In an area known for plant fossils, marine fossils may be uncommon. But they can occur, and can be be of special interest, resulting in papers being written about them. By way of an example, here are a couple concerning the Coal Measures.
'Marine horizons in the coal measures of south Wales'
Trueman, A. E., 1928
"Marine beds, some with abundant faunas, occur in the Anthra-comya pulchra zone at Cwmgorse, near Swansea, and in Yorkshire. Possible marine beds also occur at lower horizons in the former locality; they contain Orthoceras, Orbiculoidea, Lingula and other typically marine organisms."
'Lingula Horizons in the Coal Measures of Northumberland and Durham'
William Hopkins, University of Durham
Geological Magazine, Volume 71, Issue 04, April 1934, pp.183-189
"Previous to 1858, the Northumberland and Durham Coalfield was considered to be destitute of any fauna other than the usual non-marine type. In 1858, J. W. Kirkby gave the first indication of marine fossils in this coalfield. He obtained specimens of Lingula credneri (Geinitz) from shales some 17 feet above the Five-Quarter seam during the sinking of a shaft at Ryhope, 3 miles south of Sunderland (9). Some of these specimens are figured by T. Davidson (2)."
Your area, Ossett, has been under water. The BGS describes the Pennine Middle Coal Measures Formation as "swamps, estuaries and deltas.
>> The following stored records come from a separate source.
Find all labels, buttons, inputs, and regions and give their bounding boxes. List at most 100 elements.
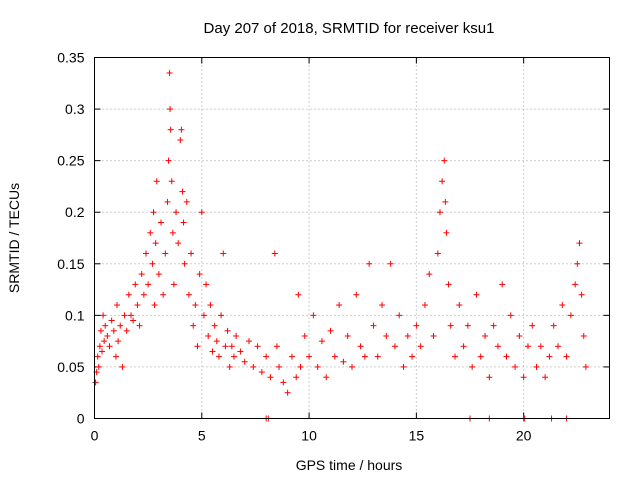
data-point <box>374 353 381 360</box>
data-point <box>533 363 540 370</box>
y-tick-label: 0 <box>77 411 85 427</box>
data-point <box>108 317 115 324</box>
data-point <box>123 327 130 334</box>
data-point <box>357 343 364 350</box>
data-point <box>114 302 121 309</box>
data-point <box>166 69 173 76</box>
data-point <box>396 312 403 319</box>
data-point <box>349 363 355 370</box>
data-point <box>185 291 192 298</box>
data-point <box>512 363 519 370</box>
data-point <box>486 374 493 381</box>
data-point <box>574 260 581 267</box>
data-point <box>288 353 295 360</box>
data-point <box>576 240 583 247</box>
data-point <box>464 322 471 329</box>
data-point <box>121 312 128 319</box>
data-point <box>310 312 317 319</box>
data-point <box>110 327 117 334</box>
data-point <box>482 332 489 339</box>
plot-frame <box>94 57 610 419</box>
data-point <box>417 343 424 350</box>
x-tick-label: 10 <box>301 428 317 444</box>
data-point <box>494 343 501 350</box>
data-point <box>150 209 157 216</box>
data-point <box>194 343 201 350</box>
data-point <box>192 302 199 309</box>
data-point <box>237 348 244 355</box>
data-point <box>149 260 156 267</box>
data-point <box>537 343 544 350</box>
data-point <box>473 291 480 298</box>
data-point <box>542 374 549 381</box>
data-point <box>94 353 101 360</box>
data-point <box>280 379 287 386</box>
data-point <box>211 322 218 329</box>
data-point <box>224 327 231 334</box>
data-point <box>271 250 278 257</box>
data-point <box>439 178 446 185</box>
data-point <box>469 363 476 370</box>
data-point <box>205 332 212 339</box>
data-point <box>361 353 368 360</box>
data-point <box>267 374 274 381</box>
data-point <box>167 106 174 113</box>
data-point <box>188 250 195 257</box>
data-point <box>97 327 104 334</box>
data-point <box>572 281 579 288</box>
data-point <box>180 219 187 226</box>
data-point <box>151 302 158 309</box>
data-point <box>413 322 420 329</box>
data-point <box>507 312 514 319</box>
data-point <box>447 322 454 329</box>
data-point <box>117 322 124 329</box>
data-point <box>153 178 160 185</box>
data-point <box>100 312 107 319</box>
data-point <box>222 343 229 350</box>
data-point <box>160 291 167 298</box>
data-point <box>400 363 407 370</box>
data-point <box>550 322 557 329</box>
data-point <box>119 363 126 370</box>
data-point <box>460 343 467 350</box>
data-point <box>228 343 235 350</box>
data-point <box>383 332 390 339</box>
data-point <box>387 260 394 267</box>
data-point <box>524 343 531 350</box>
data-point <box>456 302 463 309</box>
data-point <box>140 291 147 298</box>
data-point <box>344 332 351 339</box>
data-point <box>115 338 122 345</box>
data-point <box>167 126 174 133</box>
y-axis-label: SRMTID / TECUs <box>6 183 22 293</box>
data-point <box>203 281 210 288</box>
data-point <box>409 353 416 360</box>
data-point <box>173 209 180 216</box>
data-point <box>441 157 448 164</box>
data-point <box>136 322 143 329</box>
data-point <box>198 209 205 216</box>
data-point <box>230 353 237 360</box>
chart-title: Day 207 of 2018, SRMTID for receiver ksu… <box>204 20 495 37</box>
x-tick-label: 20 <box>516 428 532 444</box>
data-point <box>96 343 103 350</box>
data-point <box>92 379 99 386</box>
data-point <box>213 338 220 345</box>
y-tick-label: 0.3 <box>65 101 85 117</box>
data-point <box>106 343 113 350</box>
data-point <box>353 291 360 298</box>
data-point <box>516 332 523 339</box>
data-point <box>340 358 347 365</box>
data-point <box>273 343 280 350</box>
data-point <box>200 312 207 319</box>
data-point <box>499 281 506 288</box>
data-point <box>250 363 257 370</box>
data-point <box>130 317 137 324</box>
data-point <box>503 353 510 360</box>
data-point <box>578 291 585 298</box>
data-point <box>370 322 377 329</box>
x-tick-label: 5 <box>198 428 206 444</box>
data-point <box>215 353 222 360</box>
data-point <box>443 229 450 236</box>
data-point <box>555 343 561 350</box>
These rocks were formed in marginal coastal plains with lakes and swamps periodically inundated by the sea; or estuaries and deltas, and shallow seas". That is just the bedrock exposed at the surface. There are older rocks below and there were younger rocks above (since removed by erosion), some of which were probably also deposited in marine environments (although we know many were not).
Just looking through some old books and I came across something that looks like the specimen that Dan has found.
I will probably be wrong but it looks like a referance to a fossil found in the Silurian around the New York area,
It is a reasonable thought, thanks; especially as Syringopora is recorded from Yorkshire.
But I don't think it flies.
Dan's specimen has a fairly regular pattern of vertical and horizontal struts, whereas the structure in Syringopora is somewhat random horizontally; also in Dan's specimen the struts are narrow and probably solid, whereas in S. they are thicker (relative to the gaps between) and more tubular.
I've been trying to find an example of a plant with woody vascular bundles arranged in the right sort of structure, but without luck. (You may have noticed on old Antirrhinum (snapdragon) stems, there is a perforated woody inner part that remains for a while as old plants decompose; Broccoli and wallflower, likewise.)
By all means consider sending it to the NHM, but contact them first for advice (they may get a palaeontolgist to have a look at the discussion, which might give result in an ID).
Also, just because I and other viewers here don't recognize it, it doesn't mean it is a new species. I've been doing geology for over 40 years, and I still find plenty of stuff new to me but known to others.